Everyone is entitled to their opinion. However, once that opinion is expressed, whether in writing or in speech, that opinion is now subject to challenge. Many times, I’ve had to bite my tongue to keep from expressing a half-baked, passionate opinion or thought. The thought wasn’t ready to be expressed because it lacked basis in facts and reason. I hadn’t considered it long enough or read enough about it. Articles on JP go through a long process of reading, thinking, researching, and then reconsidering before you see them. Even more off-the-cuff articles like this one simmer in the back of my mind for several days or weeks before I draft them. Then they simmer longer in the draft folder and go through revisions before I publish.
Not every opinion needs to be expressed. Although I fail in this principle, most opinions shouldn’t be expressed. Once it is public, you can’t withdraw it. Certainly, you can change your mind. However, many people will latch onto your first expressed opinion, especially as your platform enlarges. I am mindful of this because, while I can’t help such thinking, such thinking can hurt my ability to plants seeds in those readers. Likewise, I want to be a person who reasons. To be such a person, I need to, well, reason. That means the majority of my opinions remain in my mind or, when they nag, in my private notebooks. Few of my opinions reach the level of reason needed for me to express them. Of course, I often impulsively spout them anyway. It is a problem I continually work on.
Self-censorship isn’t always negative.
Usually, we deem self-censorship as a problem. China and other authoritarian governments create an environment where self-censorship is a matter of personal safety. Freedom of speech doesn’t mean all opinions should be expressed. A Japanese proverb comes to mind: “A loud cat doesn’t catch mice.” Self-censorship when your thoughts aren’t fully reasoned or when your emotions are high signals wisdom. Failure to self-censor can work against your goals, such as my goals for JP. Once an opinion is expressed, it is subject to analysis. Despite the current social climate, opinions aren’t sacrosanct once expressed.
You have the right to your opinion, but I also have the right to refute it when it contradicts facts. And facts are not opinions. Facts can be proven incorrect, but no one can have a different set of facts. Gravity is a fact. People use “different facts” so their opinions don’t have to be challenged, so they don’t have to self-censor. This isn’t reason or wisdom. It is foolishness. It is better to self-censor such opinions until they’ve been reasoned through, until they’ve been grounded in facts.
Self-censorship has a place in writing and in your interactions with people. Self-censorship is needed in social media. If you must express an opinion, write it in a private journal until it has time to come together and until you have time to verify it. It doesn’t matter if the opinion is about an anime character or a Bible verse. All opinions need due diligence before being expressed.

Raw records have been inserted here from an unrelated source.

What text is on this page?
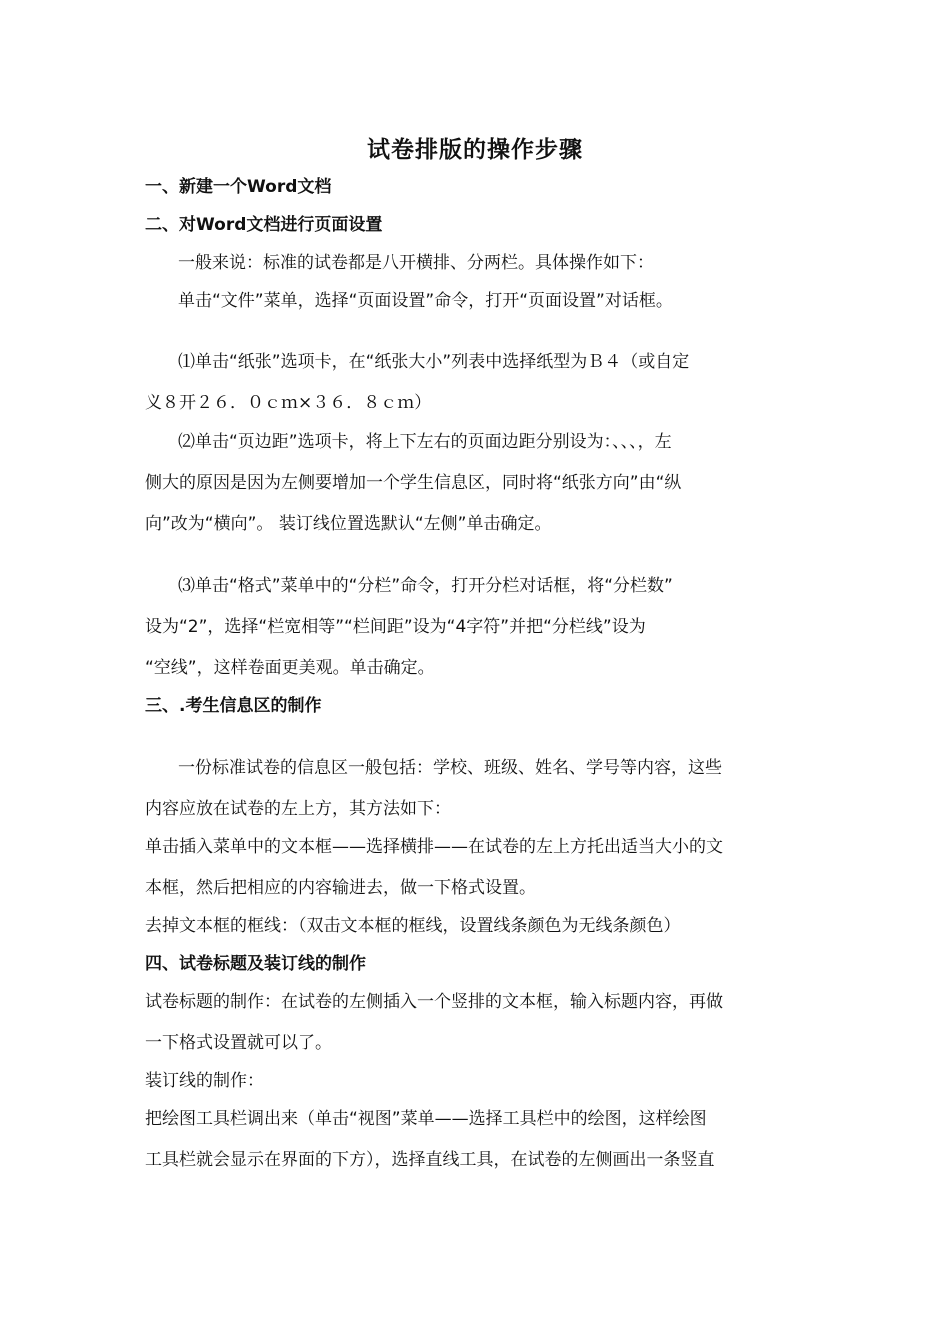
试卷排版的操作步骤
一、新建一个Word文档
二、对Word文档进行页面设置
一般来说：标准的试卷都是八开横排、分两栏。具体操作如下：
单击“文件”菜单，选择“页面设置”命令，打开“页面设置”对话框。
⑴单击“纸张”选项卡，在“纸张大小”列表中选择纸型为Ｂ４（或自定
义８开２６．０ｃｍ×３６．８ｃｍ）
⑵单击“页边距”选项卡，将上下左右的页面边距分别设为：、、、，左
侧大的原因是因为左侧要增加一个学生信息区，同时将“纸张方向”由“纵
向”改为“横向”。 装订线位置选默认“左侧”单击确定。
⑶单击“格式”菜单中的“分栏”命令，打开分栏对话框，将“分栏数”
设为“2”，选择“栏宽相等”“栏间距”设为“4字符”并把“分栏线”设为
“空线”，这样卷面更美观。单击确定。
三、.考生信息区的制作
一份标准试卷的信息区一般包括：学校、班级、姓名、学号等内容，这些
内容应放在试卷的左上方，其方法如下：
单击插入菜单中的文本框——选择横排——在试卷的左上方托出适当大小的文
本框，然后把相应的内容输进去，做一下格式设置。
去掉文本框的框线：（双击文本框的框线，设置线条颜色为无线条颜色）
四、试卷标题及装订线的制作
试卷标题的制作：在试卷的左侧插入一个竖排的文本框，输入标题内容，再做
一下格式设置就可以了。
装订线的制作：
把绘图工具栏调出来（单击“视图”菜单——选择工具栏中的绘图，这样绘图
工具栏就会显示在界面的下方），选择直线工具，在试卷的左侧画出一条竖直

I’ve been reading your blog for years and like it very much! And I agree that self-censorship can be both positive and negative depending on circumstances.
With that in mind, I have a problem with your blog that you sometimes engage with outright trolls (even their names usually reveal that) who are just here to spew obscenities, and leave their comments to fester, so to speak. Several of your great articles leave a sour taste, at least for me, when the comments contain just such a troll. I really like your articles, but I just can’t advise people (thankfully, there’s very few people who would take advice from me) to casually read your blog because of this.
Whenever I encounter such troll comments, I debate about deleting them. And I have deleted far more troll comments than what I allow to remain. They remain rare against the majority of comments. I’m naive sometimes. I hope by engaging I might be able to plant a seed in readers who have similar trolling tendencies. I hope these seeds which will grow and change their thinking.
Thank you for reading! And while I am sadden to know that my, admittedly, futile seed planting keeps you from recommending my writing, I have a lifelong habit of jousting against windmills.